Out of a total of 159 patients who met the inclusion criteria, only 157 could be included in the study. For APACHE-II, the cut off value was found to be 24 for predicting mortality by ROC analysis. In comparison, for P-POSSUM, the cut off value was found to be 63 to predict mortality using ROC analysis. Multivariate logistic regression model was used to identify independent risk factors for mortality. A ROC, the graphic display between the “sensitivity” and the “1–specificity” relationship to measure diagnostic accuracy of the true positives versus the false positives for APACHE-II and P-POSSUM, depicted that AUC was 0.965 (using a cut-off value of 24) for APACHE-II and 0.989 (using a cut-off value 63) for P-POSSUM. Both the scores were significantly good in predicting postoperative mortality in patients undergoing emergency laparotomy and on comparing the sensitivity and specificity of APACHE-II and P-POSSUM, there appears to be no statistically significant difference between their ability to predict postoperative mortality.
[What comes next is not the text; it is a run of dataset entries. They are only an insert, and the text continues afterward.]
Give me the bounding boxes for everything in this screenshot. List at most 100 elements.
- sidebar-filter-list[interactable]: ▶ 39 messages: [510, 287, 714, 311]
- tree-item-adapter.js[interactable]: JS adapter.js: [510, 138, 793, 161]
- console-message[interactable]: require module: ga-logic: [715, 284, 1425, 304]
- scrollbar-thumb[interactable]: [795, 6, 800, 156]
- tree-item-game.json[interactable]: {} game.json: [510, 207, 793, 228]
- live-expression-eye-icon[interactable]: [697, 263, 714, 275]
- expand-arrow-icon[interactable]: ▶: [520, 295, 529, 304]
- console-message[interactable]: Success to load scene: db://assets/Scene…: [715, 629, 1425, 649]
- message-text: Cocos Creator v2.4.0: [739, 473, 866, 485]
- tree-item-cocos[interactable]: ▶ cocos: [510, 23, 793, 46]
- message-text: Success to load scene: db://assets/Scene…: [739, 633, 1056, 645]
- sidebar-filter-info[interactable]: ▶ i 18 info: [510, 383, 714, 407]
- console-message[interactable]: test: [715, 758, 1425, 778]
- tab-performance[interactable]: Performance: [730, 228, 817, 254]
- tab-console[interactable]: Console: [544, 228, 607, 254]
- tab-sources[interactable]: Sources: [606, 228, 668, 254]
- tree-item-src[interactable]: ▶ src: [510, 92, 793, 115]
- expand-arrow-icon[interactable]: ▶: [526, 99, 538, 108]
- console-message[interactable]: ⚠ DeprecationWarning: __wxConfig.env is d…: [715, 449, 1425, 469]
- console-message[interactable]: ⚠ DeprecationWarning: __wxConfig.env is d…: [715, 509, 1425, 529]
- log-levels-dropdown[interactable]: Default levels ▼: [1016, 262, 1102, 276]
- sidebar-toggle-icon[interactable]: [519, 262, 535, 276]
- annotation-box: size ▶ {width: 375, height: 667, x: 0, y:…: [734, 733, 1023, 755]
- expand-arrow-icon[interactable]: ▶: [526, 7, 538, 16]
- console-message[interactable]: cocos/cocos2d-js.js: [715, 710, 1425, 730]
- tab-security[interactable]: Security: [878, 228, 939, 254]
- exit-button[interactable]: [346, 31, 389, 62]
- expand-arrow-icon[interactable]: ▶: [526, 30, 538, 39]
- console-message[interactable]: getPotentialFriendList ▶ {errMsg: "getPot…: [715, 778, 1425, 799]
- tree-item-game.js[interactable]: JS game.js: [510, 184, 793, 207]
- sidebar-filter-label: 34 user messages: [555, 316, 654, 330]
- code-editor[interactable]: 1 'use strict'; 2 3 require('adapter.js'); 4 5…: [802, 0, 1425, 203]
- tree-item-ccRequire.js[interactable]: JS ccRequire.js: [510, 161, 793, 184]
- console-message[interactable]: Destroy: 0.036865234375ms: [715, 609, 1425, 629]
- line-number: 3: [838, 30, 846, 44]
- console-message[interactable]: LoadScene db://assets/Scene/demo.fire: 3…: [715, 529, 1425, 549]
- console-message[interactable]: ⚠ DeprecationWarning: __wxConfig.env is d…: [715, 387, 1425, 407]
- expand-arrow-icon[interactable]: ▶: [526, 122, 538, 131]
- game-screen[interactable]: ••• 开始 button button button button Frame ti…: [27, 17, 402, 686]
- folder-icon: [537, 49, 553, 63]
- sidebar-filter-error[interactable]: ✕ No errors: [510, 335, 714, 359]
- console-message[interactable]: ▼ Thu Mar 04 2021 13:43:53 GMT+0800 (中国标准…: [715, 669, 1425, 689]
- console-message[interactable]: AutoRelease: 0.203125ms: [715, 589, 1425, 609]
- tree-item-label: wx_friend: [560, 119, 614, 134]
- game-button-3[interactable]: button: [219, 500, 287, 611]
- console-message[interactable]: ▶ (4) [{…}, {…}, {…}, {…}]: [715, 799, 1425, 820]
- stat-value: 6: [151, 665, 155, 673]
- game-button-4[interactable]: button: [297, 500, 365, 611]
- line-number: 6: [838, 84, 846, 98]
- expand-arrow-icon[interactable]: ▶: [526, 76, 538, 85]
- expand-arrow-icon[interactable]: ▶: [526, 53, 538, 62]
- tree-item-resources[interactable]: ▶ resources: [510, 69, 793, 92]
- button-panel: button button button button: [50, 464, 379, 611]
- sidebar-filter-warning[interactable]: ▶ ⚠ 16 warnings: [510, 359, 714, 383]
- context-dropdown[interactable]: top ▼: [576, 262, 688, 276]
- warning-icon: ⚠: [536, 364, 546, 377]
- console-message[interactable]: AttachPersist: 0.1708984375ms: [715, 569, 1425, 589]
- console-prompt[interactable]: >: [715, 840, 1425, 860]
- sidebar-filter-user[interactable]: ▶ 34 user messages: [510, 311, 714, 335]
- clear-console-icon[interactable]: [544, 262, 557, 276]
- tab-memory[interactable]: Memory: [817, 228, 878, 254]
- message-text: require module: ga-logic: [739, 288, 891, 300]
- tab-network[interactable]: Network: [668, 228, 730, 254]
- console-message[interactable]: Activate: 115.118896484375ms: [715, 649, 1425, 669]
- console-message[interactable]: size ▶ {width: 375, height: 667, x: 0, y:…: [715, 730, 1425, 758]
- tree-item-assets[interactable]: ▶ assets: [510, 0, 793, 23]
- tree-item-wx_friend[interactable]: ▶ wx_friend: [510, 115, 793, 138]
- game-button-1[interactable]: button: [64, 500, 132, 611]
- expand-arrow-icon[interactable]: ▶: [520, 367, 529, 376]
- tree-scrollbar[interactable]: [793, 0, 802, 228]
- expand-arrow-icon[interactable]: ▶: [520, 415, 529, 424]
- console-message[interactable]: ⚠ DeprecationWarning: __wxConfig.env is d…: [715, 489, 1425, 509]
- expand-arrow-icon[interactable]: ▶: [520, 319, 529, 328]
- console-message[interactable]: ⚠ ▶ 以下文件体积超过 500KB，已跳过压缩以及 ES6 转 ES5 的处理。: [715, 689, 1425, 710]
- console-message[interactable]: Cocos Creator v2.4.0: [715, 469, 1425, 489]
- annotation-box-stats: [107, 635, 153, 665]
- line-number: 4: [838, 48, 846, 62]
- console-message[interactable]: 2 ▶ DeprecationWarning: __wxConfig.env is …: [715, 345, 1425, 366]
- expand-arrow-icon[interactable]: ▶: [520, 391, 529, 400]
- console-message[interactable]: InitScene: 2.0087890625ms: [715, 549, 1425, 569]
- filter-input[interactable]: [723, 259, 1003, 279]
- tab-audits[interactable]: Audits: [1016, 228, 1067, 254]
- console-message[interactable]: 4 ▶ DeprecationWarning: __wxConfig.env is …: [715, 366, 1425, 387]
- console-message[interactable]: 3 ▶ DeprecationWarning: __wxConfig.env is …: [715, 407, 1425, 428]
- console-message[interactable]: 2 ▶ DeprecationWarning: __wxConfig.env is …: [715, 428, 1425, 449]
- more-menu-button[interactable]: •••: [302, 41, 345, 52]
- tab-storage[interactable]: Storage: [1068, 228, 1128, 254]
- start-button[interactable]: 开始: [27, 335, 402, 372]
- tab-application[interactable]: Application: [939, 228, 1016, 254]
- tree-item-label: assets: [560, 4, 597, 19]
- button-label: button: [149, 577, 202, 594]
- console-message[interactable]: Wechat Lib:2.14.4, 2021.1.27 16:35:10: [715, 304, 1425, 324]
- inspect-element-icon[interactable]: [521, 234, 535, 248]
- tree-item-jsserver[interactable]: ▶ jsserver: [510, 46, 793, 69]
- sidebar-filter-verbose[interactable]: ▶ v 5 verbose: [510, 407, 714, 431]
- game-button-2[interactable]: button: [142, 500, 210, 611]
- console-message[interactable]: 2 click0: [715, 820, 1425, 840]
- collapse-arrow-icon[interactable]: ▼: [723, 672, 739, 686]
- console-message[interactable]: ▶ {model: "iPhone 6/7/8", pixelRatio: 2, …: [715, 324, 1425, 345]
Except for APACHE-II's inability to predict re-exploration, both can predict all the secondary outcomes in a statistically significant manner.
This is possibly the first adequately powered study with alpha value (0.05) and a beta value (0.2) and statistically significant sample size that has compared P-POSSUM and APACHE-II in predicting mortality in emergency laparotomies. P-POSSUM above 63 and APACHE-II above 24 not only indicates higher risk, it also increases the risk of postoperative morbidity. However, APACHE-II, being a physiologic score, was a poor indicator of the need for a re-exploration after laparotomy. P-POSSUM is a significantly better predictor of the possibility of re-exploration. While P-POSSUM continues to be the most commonly used scoring system for audit purposes, risk-based outcome comparisons across hospitals and impact of quality improvement initiatives using APACHE-II would ensure that a single scoring system can be used not only for individual patient’s risk assessment and prognostication but also used interchangeably with P-POSSUM for audit purposes as well.
This study demonstrates that compared to the more widely used P-POSSUM, which needs 18 data points, APACHE-II needs only 12 data points, is easily available for risk assessment in the preoperative period, and does not need subjective assessments (intraoperative blood loss or peritoneal contamination) or wait for histopathology reports. While this study was an adequately powered single center study, future research should focus on multi-center trials to strengthen the findings of our study.